Wednesday, September 19, 2012


Given sample data of two random variables X and Y, When is the correlation analysis between then valid?
1. X and Y, both, have normal distribution because to do correlation analysis you need data points from all the spectrum of values possible. For example if all your X values in the sample are close to a single value let say 0(whereas possible values of X are from let say -500 to +500) then no matter how big the sample is, you are not going to get any meaningful correlation analysis results.
How to see: Just draw histogram of the sample and see if it is close to bell curve. Also, see summary statistics for the samples.

2. X and Y have linear relationship.
How to see: Examine the scatterplot of Y vs X, Plot the histogram of residuals(prediction error from linear model)

3. Homoskedasticity
How to see: Plot residuals vs X values. there should be no relationship, it should be random

Reliability of the correlation coefficient?
One approach is to use null hypothesis significance testing. For example H0 is that there is no correlation. Find the p-value and accept/reject null hypothesis. You can also look at the confidence interval for correlation coefficient.

 Notes on Sampling
In most of the statistical experiments, it is not possible to gather data from whole population and you gather data from a "random representative sample" which is "large enough" to give decent estimation of parameters.
So, there will be a difference between the actual population parameter(say mean) and same measured from the sample. The difference is called the sample error. Now, mostly, we don't know the actual population parameter value(in this case the true mean in the population).. so how do we estimate what our sample error is(btw estimate of sample error is called standard error, SE)?
SE of estimated mean =  SD/sqrt(N)
where SD is standard deviation of the sample.
But, how is above formula obtained?

let say we take many many samples from the population and find the mean value from each of the samples, then these estimated mean values will be possibly different for different samples. Essentially, estimated means coming from different samples have a probability distribution(you can get some idea of this distribution by plotting the histogram, called probability histogram, of all the different sample means), which is called distribution of the sample mean and mean of the distribution of sample means is equal to true mean of the population. Also, SE is the standard deviation of probability histogram.
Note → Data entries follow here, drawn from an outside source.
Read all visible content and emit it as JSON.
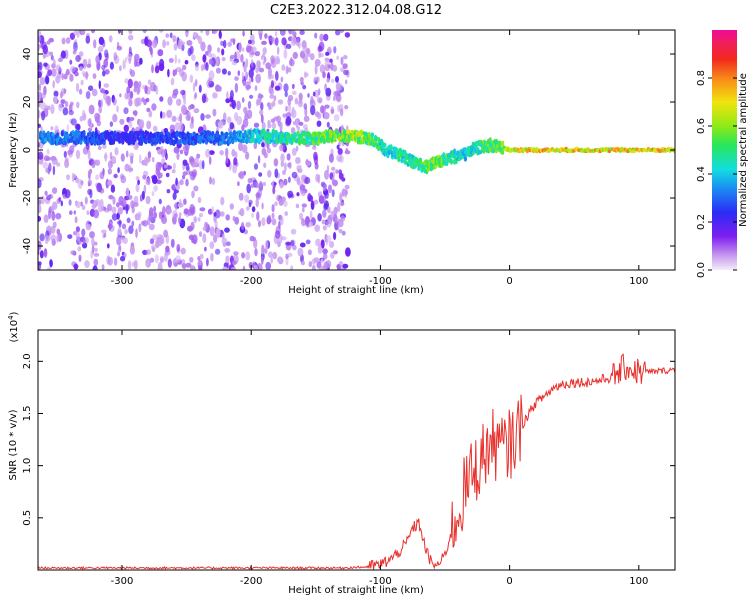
{
  "title": "C2E3.2022.312.04.08.G12",
  "chart_data": [
    {
      "type": "heatmap",
      "xlabel": "Height of straight line (km)",
      "ylabel": "Frequency (Hz)",
      "xlim": [
        -365,
        128
      ],
      "ylim": [
        -50,
        50
      ],
      "xticks": [
        -300,
        -200,
        -100,
        0,
        100
      ],
      "yticks": [
        -40,
        -20,
        0,
        20,
        40
      ],
      "colorbar": {
        "label": "Normalized spectral amplitude",
        "range": [
          0,
          1
        ],
        "ticks": [
          0.0,
          0.2,
          0.4,
          0.6,
          0.8
        ],
        "colormap": "rainbow (white/lavender → purple → blue → cyan → green → yellow → red → magenta)"
      },
      "ridge": {
        "description": "Peak amplitude trace (Hz) vs height (km)",
        "x": [
          -350,
          -300,
          -250,
          -215,
          -200,
          -170,
          -150,
          -135,
          -120,
          -105,
          -95,
          -85,
          -75,
          -65,
          -55,
          -45,
          -35,
          -25,
          -15,
          -5,
          0,
          30,
          60,
          90,
          128
        ],
        "y": [
          5,
          5,
          5,
          5,
          6,
          5,
          5,
          6,
          6,
          4,
          0,
          -2,
          -5,
          -7,
          -5,
          -3,
          -2,
          1,
          2,
          1,
          0,
          0,
          0,
          0,
          0
        ],
        "amplitude": [
          0.35,
          0.25,
          0.3,
          0.35,
          0.45,
          0.5,
          0.55,
          0.6,
          0.65,
          0.55,
          0.45,
          0.5,
          0.5,
          0.55,
          0.6,
          0.5,
          0.45,
          0.5,
          0.55,
          0.6,
          0.75,
          0.75,
          0.75,
          0.75,
          0.75
        ]
      },
      "noise_region_km": [
        -365,
        -125
      ],
      "grid": false
    },
    {
      "type": "line",
      "xlabel": "Height of straight line (km)",
      "ylabel": "SNR (10 * v/v)",
      "y_multiplier": "(x10^4)",
      "xlim": [
        -365,
        128
      ],
      "ylim": [
        0,
        2.3
      ],
      "xticks": [
        -300,
        -200,
        -100,
        0,
        100
      ],
      "yticks": [
        0.5,
        1.0,
        1.5,
        2.0
      ],
      "series": [
        {
          "color": "#e8312c",
          "x": [
            -365,
            -300,
            -200,
            -130,
            -110,
            -100,
            -90,
            -80,
            -75,
            -70,
            -65,
            -60,
            -55,
            -50,
            -45,
            -40,
            -35,
            -30,
            -25,
            -20,
            -15,
            -10,
            -5,
            0,
            5,
            10,
            15,
            20,
            25,
            30,
            35,
            40,
            50,
            60,
            70,
            80,
            85,
            90,
            95,
            100,
            110,
            128
          ],
          "y": [
            0.02,
            0.02,
            0.02,
            0.02,
            0.03,
            0.05,
            0.12,
            0.25,
            0.4,
            0.45,
            0.2,
            0.05,
            0.05,
            0.15,
            0.35,
            0.55,
            0.75,
            0.9,
            1.0,
            1.1,
            1.2,
            1.2,
            1.15,
            1.2,
            1.3,
            1.4,
            1.5,
            1.6,
            1.65,
            1.7,
            1.75,
            1.78,
            1.8,
            1.8,
            1.82,
            1.85,
            1.9,
            1.95,
            1.92,
            1.9,
            1.9,
            1.92
          ]
        }
      ],
      "grid": false
    }
  ]
}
By "central limit theorem", the fact is that distribution of the sample mean has to be normal as long as sample sizes are large enough(N > 30) or if the random variable in question is normally distributed.

Notes on Hypothesis testing(taking sample mean as an example):
p-value = P(sample-data-observed | H0 is true)
which in simple terms means, the probability of observing given sample or more extreme than that given the null hypothesis is true. Hecne, if p-value is low(e.g. less than a threshold) then we can reject the null hypothesis.

Usually, the approximate probability distribution of  observed-sample-data given H0 is known(sample distribution). And, using that probability distribution we calculate the p-value.

For example, sample distribution of the mean has normal distribution. That says..
(X_bar - mu)/(sigma/sqrt(n)) ~ standard normal distribution(Z)

X_bar : sample mean
mu : true population mean
sigma : true population standard deviation
n : sample size

Let say H0 is that true population mean(mu) is 0 then
z-score = (X_bar - 0)/(sigma/sqrt(n))

which is basically how many standard deviation away are you from the true mean. If absolute value of z-score is too much then that means assumed H0 is not true and should be rejected.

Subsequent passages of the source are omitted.